Statistics and measurements play a pretty central role in the shaping or forming of ministry culture.  Most of us recognize this as it relates to the reinforcement of priorities, values, objectives, or the ultimate vision.  But there’s another way statistics and measurements influence culture and that is through storytelling.

Storytelling takes many forms within organizations.  Frequently it’s through short narratives or anecdotes. Those are explicit examples and easiest to identify as stories, representative narratives embodying success or our vision of what we are about.  But stats tell stories too.

One of the most important things we can remember when leading organizationally is that statistics reflect underlying narratives.  And a rule of narratives is that what stories we tell or don’t tell will dictate explicitly or wield subtle power over the culture of the community moving forward.

This is where I really like the work of Walter Brueggemann, who demonstrates powerfully in his writing the relationship between power and storytelling.  If we only allow positive stats or stats that help us feel good, then we are shaping a culture that will increasingly grow uncomfortable in assessing the status quo and current reality.

But there’s other ways too – when stats are only used in storytelling to motivate people to accomplish what is not going well, the use of statistics will increasingly shape a culture of performance, guilt, shame, or uncomfortable goal orientedness at the expense of meaning.

Statistics, as we use them to tell the story of where we are and where we are going, have the power to define our perception of our current reality as well as our perception of where we need to go.  Sometimes it’s what stats we choose.  Sometimes it’s how we interpret them.  Sometimes it’s how we communicate them.

There’s a stewardship of statistics that needs to be examined because they impact what we as people believe about ourselves as well.  In the numerical as well as conventional narratives shared, we can find ourselves internalize messages about our worth, our significance, our purpose.  Now while we know we should let those things be defined by stats or what we do – that’s what power does to people.  It wields a psychological influence that seeks to mold people to its version of “truth.”  We are all vulnerable to being influenced by organizational narratives, intended or otherwise, about what is of utmost value to the organization.

So the way we use statistics shapes organizational culture in more ways than just reinforcing organizational priorities.  We can create at least three kinds of dysfunctional cultures through our statistical storytelling. We can create…

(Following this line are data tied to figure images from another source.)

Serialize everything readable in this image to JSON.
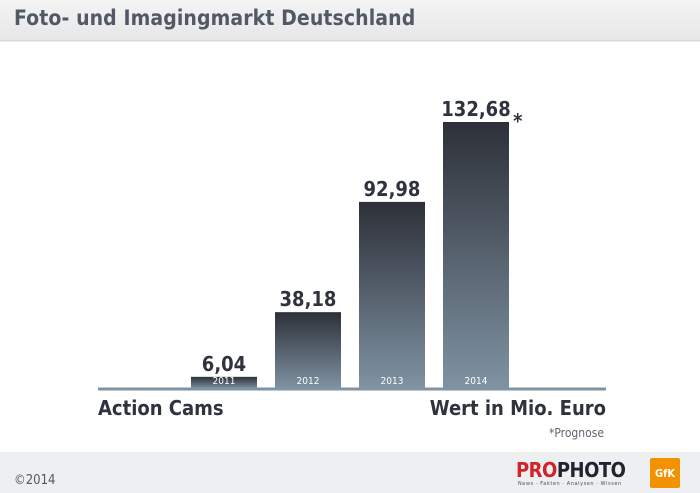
{
  "header": {
    "title": "Foto- und Imagingmarkt Deutschland"
  },
  "chart_data": {
    "type": "bar",
    "categories": [
      "2011",
      "2012",
      "2013",
      "2014"
    ],
    "values": [
      6.04,
      38.18,
      92.98,
      132.68
    ],
    "value_labels": [
      "6,04",
      "38,18",
      "92,98",
      "132,68"
    ],
    "forecast_marker": "*",
    "forecast_index": 3,
    "xlabel": "Action Cams",
    "ylabel": "Wert in Mio. Euro",
    "note": "*Prognose",
    "ylim": [
      0,
      132.68
    ],
    "colors": {
      "bar_top": "#2d3038",
      "bar_bottom": "#7f93a3",
      "axis": "#7f93a3"
    }
  },
  "footer": {
    "copyright": "©2014",
    "logo_prefix": "PRO",
    "logo_suffix": "PHOTO",
    "logo_tagline": "News · Fakten · Analysen · Wissen",
    "partner_badge": "GfK"
  }
}
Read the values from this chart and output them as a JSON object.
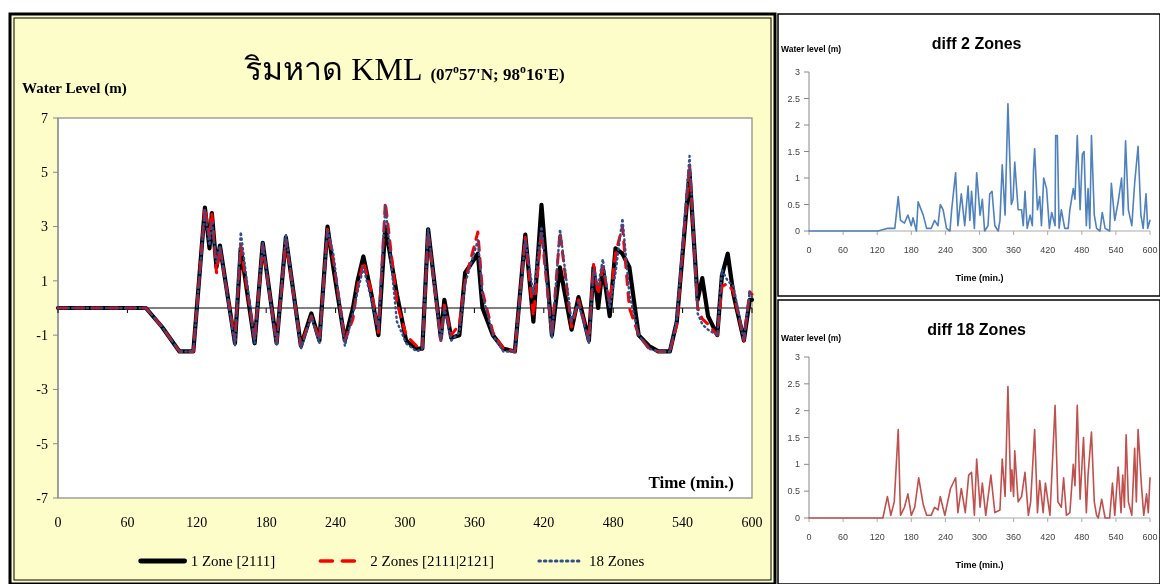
{
  "chart_data": [
    {
      "type": "line",
      "title": "ริมหาด KML",
      "subtitle": "(07$^{o}$57'N; 98$^{o}$16'E)",
      "ylabel": "Water Level (m)",
      "xlabel": "Time (min.)",
      "x": [
        0,
        60,
        76,
        90,
        105,
        117,
        127,
        131,
        133,
        137,
        140,
        153,
        158,
        170,
        177,
        189,
        197,
        210,
        219,
        226,
        233,
        238,
        248,
        255,
        259,
        264,
        271,
        277,
        283,
        293,
        301,
        310,
        315,
        320,
        331,
        334,
        340,
        347,
        352,
        363,
        367,
        376,
        385,
        395,
        404,
        411,
        418,
        427,
        434,
        444,
        450,
        459,
        463,
        467,
        471,
        477,
        482,
        488,
        494,
        502,
        511,
        519,
        529,
        535,
        546,
        553,
        557,
        562,
        570,
        574,
        579,
        584,
        593,
        598,
        600
      ],
      "series": [
        {
          "name": "1 Zone [2111]",
          "color": "#000000",
          "line_style": "solid",
          "values": [
            0,
            0,
            0,
            -0.7,
            -1.6,
            -1.6,
            3.7,
            2.2,
            3.5,
            1.5,
            2.3,
            -1.3,
            2.2,
            -1.3,
            2.4,
            -1.3,
            2.6,
            -1.4,
            -0.2,
            -1.2,
            3.0,
            1.5,
            -1.2,
            0,
            1.0,
            1.9,
            0.5,
            -1.0,
            3.0,
            0.5,
            -1.2,
            -1.5,
            -1.5,
            2.9,
            -1.1,
            0.3,
            -1.1,
            -1.0,
            1.3,
            2.0,
            0,
            -1.0,
            -1.5,
            -1.6,
            2.7,
            -0.5,
            3.8,
            -1.0,
            1.5,
            -0.8,
            0.4,
            -1.2,
            1.5,
            0,
            1.5,
            -0.3,
            2.2,
            2.0,
            1.5,
            -1.0,
            -1.4,
            -1.6,
            -1.6,
            -0.5,
            5.0,
            0.3,
            1.1,
            -0.3,
            -1.0,
            1.2,
            2.0,
            0.5,
            -1.2,
            0.3,
            0.3
          ]
        },
        {
          "name": "2 Zones [2111|2121]",
          "color": "#ff0000",
          "line_style": "dashed",
          "values": [
            0,
            0,
            0,
            -0.7,
            -1.6,
            -1.6,
            3.7,
            2.6,
            3.5,
            1.3,
            2.2,
            -1.2,
            2.3,
            -1.2,
            2.3,
            -1.3,
            2.5,
            -1.4,
            -0.3,
            -1.2,
            2.9,
            1.8,
            -1.2,
            -0.4,
            0.8,
            1.7,
            0.6,
            -0.9,
            3.9,
            0.2,
            -1.0,
            -1.4,
            -1.5,
            2.8,
            -1.2,
            0.1,
            -1.0,
            -0.6,
            1.0,
            2.8,
            0.6,
            -0.9,
            -1.5,
            -1.6,
            2.6,
            -0.3,
            2.8,
            -1.0,
            2.8,
            -0.7,
            0.3,
            -1.2,
            1.6,
            0.5,
            1.5,
            0.2,
            2.0,
            3.0,
            0.0,
            -1.0,
            -1.5,
            -1.6,
            -1.6,
            -0.6,
            5.3,
            0.0,
            -0.4,
            -0.6,
            -1.0,
            0.8,
            0.9,
            0.6,
            -1.2,
            0.6,
            0.5
          ]
        },
        {
          "name": "18 Zones",
          "color": "#2f4f8f",
          "line_style": "dotted",
          "values": [
            0,
            0,
            0,
            -0.7,
            -1.6,
            -1.6,
            3.6,
            2.3,
            3.2,
            1.7,
            2.3,
            -1.4,
            2.8,
            -1.3,
            2.4,
            -1.4,
            2.7,
            -1.5,
            -0.3,
            -1.3,
            2.9,
            2.0,
            -1.4,
            -0.2,
            0.6,
            1.5,
            0.3,
            -0.8,
            3.8,
            -0.5,
            -1.3,
            -1.6,
            -1.5,
            2.9,
            -1.2,
            0.0,
            -1.2,
            -0.9,
            0.9,
            2.5,
            0.5,
            -1.0,
            -1.6,
            -1.6,
            2.5,
            0.5,
            3.0,
            -1.1,
            2.9,
            -0.5,
            0.2,
            -1.3,
            1.4,
            0.8,
            1.8,
            0.0,
            1.3,
            3.3,
            0.5,
            -1.0,
            -1.5,
            -1.6,
            -1.6,
            -0.4,
            5.6,
            -0.2,
            -0.6,
            -0.8,
            -1.0,
            1.4,
            1.0,
            0.8,
            -1.2,
            0.6,
            0.4
          ]
        }
      ],
      "xlim": [
        0,
        600
      ],
      "ylim": [
        -7,
        7
      ],
      "xticks": [
        0,
        60,
        120,
        180,
        240,
        300,
        360,
        420,
        480,
        540,
        600
      ],
      "yticks": [
        -7,
        -5,
        -3,
        -1,
        1,
        3,
        5,
        7
      ],
      "ref_lines": [
        {
          "axis": "y",
          "value": 0,
          "color": "#000000"
        }
      ],
      "legend": "bottom",
      "marker": "none"
    },
    {
      "type": "line",
      "title": "diff 2 Zones",
      "ylabel": "Water level (m)",
      "xlabel": "Time (min.)",
      "x": [
        0,
        121.5,
        139,
        151,
        157,
        161,
        168,
        174,
        180,
        183,
        189,
        192,
        201,
        207,
        215,
        221,
        227,
        231,
        236,
        242,
        248,
        251,
        258,
        262,
        268,
        274,
        280,
        283,
        286,
        291,
        295,
        301,
        305,
        309,
        315,
        318,
        322,
        327,
        333,
        336,
        340,
        345,
        350,
        356,
        359,
        362,
        368,
        374,
        377,
        380,
        384,
        389,
        393,
        395,
        397,
        402,
        406,
        409,
        413,
        418,
        423,
        427,
        433,
        434,
        437,
        440,
        444,
        450,
        456,
        459,
        465,
        468,
        472,
        477,
        481,
        484,
        488,
        491,
        494,
        497,
        502,
        506,
        512,
        516,
        521,
        529,
        532,
        538,
        544,
        550,
        553,
        557,
        562,
        568,
        573,
        579,
        584,
        588,
        593,
        596,
        600
      ],
      "series": [
        {
          "color": "#4f81bd",
          "values": [
            0,
            0,
            0.05,
            0.05,
            0.65,
            0.2,
            0.15,
            0.3,
            0.1,
            0.25,
            0.0,
            0.55,
            0.3,
            0.05,
            0.05,
            0.2,
            0.1,
            0.5,
            0.4,
            0.05,
            0.0,
            0.4,
            1.1,
            0.1,
            0.7,
            0.1,
            0.85,
            0.2,
            0.75,
            0.05,
            1.1,
            0.3,
            0.6,
            0.0,
            0.1,
            0.7,
            0.75,
            0.1,
            0.0,
            0.2,
            1.25,
            0.3,
            2.4,
            0.5,
            0.6,
            1.3,
            0.4,
            0.4,
            0.1,
            0.75,
            0.05,
            0.3,
            0.1,
            1.15,
            1.55,
            0.4,
            0.65,
            0.1,
            1.0,
            0.8,
            0.05,
            0.35,
            0.1,
            1.8,
            1.8,
            0.05,
            0.4,
            0.05,
            0.05,
            0.4,
            0.8,
            0.6,
            1.8,
            0.4,
            1.45,
            1.5,
            0.1,
            0.8,
            0.05,
            1.8,
            0.3,
            0.05,
            0.0,
            0.35,
            0.05,
            0.0,
            0.9,
            0.2,
            0.55,
            1.0,
            0.3,
            1.7,
            0.4,
            0.1,
            0.9,
            1.6,
            0.3,
            0.05,
            0.7,
            0.05,
            0.2
          ]
        }
      ],
      "xlim": [
        0,
        600
      ],
      "ylim": [
        0,
        3
      ],
      "xticks": [
        0,
        60,
        120,
        180,
        240,
        300,
        360,
        420,
        480,
        540,
        600
      ],
      "yticks": [
        0,
        0.5,
        1,
        1.5,
        2,
        2.5,
        3
      ],
      "marker": "none"
    },
    {
      "type": "line",
      "title": "diff 18 Zones",
      "ylabel": "Water level (m)",
      "xlabel": "Time (min.)",
      "x": [
        0,
        130,
        138,
        144,
        150,
        157,
        161,
        168,
        174,
        180,
        186,
        193,
        201,
        207,
        215,
        221,
        227,
        231,
        239,
        249,
        258,
        262,
        268,
        275,
        281,
        286,
        291,
        295,
        301,
        305,
        311,
        320,
        327,
        336,
        340,
        345,
        350,
        355,
        357,
        360,
        362,
        368,
        374,
        380,
        386,
        390,
        397,
        402,
        406,
        412,
        416,
        424,
        433,
        438,
        444,
        448,
        453,
        459,
        465,
        468,
        472,
        477,
        483,
        488,
        491,
        497,
        502,
        506,
        509,
        515,
        521,
        529,
        534,
        538,
        544,
        549,
        552,
        555,
        558,
        562,
        568,
        573,
        576,
        579,
        585,
        589,
        594,
        597,
        600
      ],
      "series": [
        {
          "color": "#c0504d",
          "values": [
            0,
            0,
            0.4,
            0.05,
            0.3,
            1.65,
            0.05,
            0.2,
            0.45,
            0.05,
            0.2,
            0.75,
            0.25,
            0.05,
            0.05,
            0.2,
            0.15,
            0.4,
            0.05,
            0.55,
            0.75,
            0.1,
            0.55,
            0.1,
            0.8,
            0.85,
            0.05,
            1.1,
            0.2,
            0.65,
            0.05,
            0.8,
            0.1,
            0.15,
            1.1,
            0.4,
            2.45,
            0.5,
            0.9,
            0.4,
            1.25,
            0.3,
            0.4,
            0.85,
            0.05,
            0.3,
            1.65,
            0.1,
            0.7,
            0.1,
            0.65,
            0.05,
            2.1,
            0.3,
            0.2,
            0.75,
            0.05,
            0.1,
            1.0,
            0.6,
            2.1,
            0.35,
            1.5,
            0.1,
            0.8,
            1.6,
            0.3,
            0.05,
            0.0,
            0.35,
            0.0,
            0.0,
            0.65,
            0.05,
            0.95,
            0.1,
            0.8,
            0.2,
            1.55,
            0.3,
            0.05,
            1.3,
            0.3,
            1.65,
            0.6,
            0.05,
            0.45,
            0.1,
            0.75
          ]
        }
      ],
      "xlim": [
        0,
        600
      ],
      "ylim": [
        0,
        3
      ],
      "xticks": [
        0,
        60,
        120,
        180,
        240,
        300,
        360,
        420,
        480,
        540,
        600
      ],
      "yticks": [
        0,
        0.5,
        1,
        1.5,
        2,
        2.5,
        3
      ],
      "marker": "none"
    }
  ]
}
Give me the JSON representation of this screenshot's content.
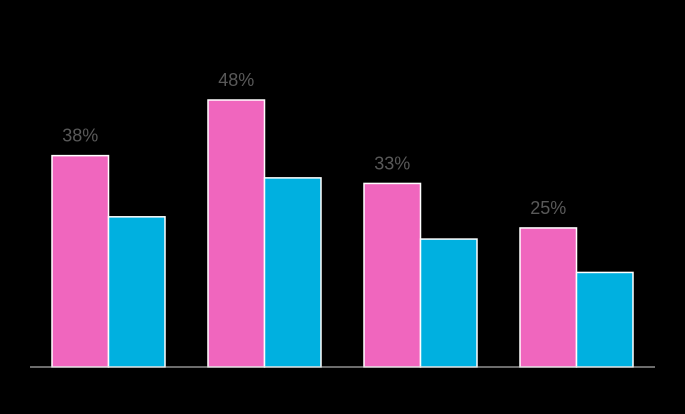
{
  "chart_data": {
    "type": "bar",
    "categories": [
      null,
      null,
      null,
      null
    ],
    "series": [
      {
        "color": "#f066be",
        "values": [
          38,
          48,
          33,
          25
        ],
        "value_labels": [
          "38%",
          "48%",
          "33%",
          "25%"
        ]
      },
      {
        "color": "#00b0e0",
        "values": [
          27,
          34,
          23,
          17
        ]
      }
    ]
  }
}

  1. “Doing” cultures in which workaholism and performance is lifted up and rewarded
  2. “Anxious” cultures in which no goal is big enough and to rest or be content with where we are in time is viewed as unspiritual
  3. “Lazy” cultures in which our fear of accomplishment, measurements,  and the stewardship of power leads us to avoid leading to hard places.

Statistics are storytelling and they need to be stewarded so that we can assess our own leadership and motivate others in human and ethical ways. Statistics do not just keep us “on track” but over time they wield an an existential impact on what people begin to identify as valuable and meaningful in both the organization and also life as a whole.

What kind of an impact do stats have on you? Do you find yourself slowly becoming defined by them?

How is your use of stats and measurements influencing the culture that you are seeking to shape?  Are they bearing fruit in keeping with both your objectives AS WELL AS your values?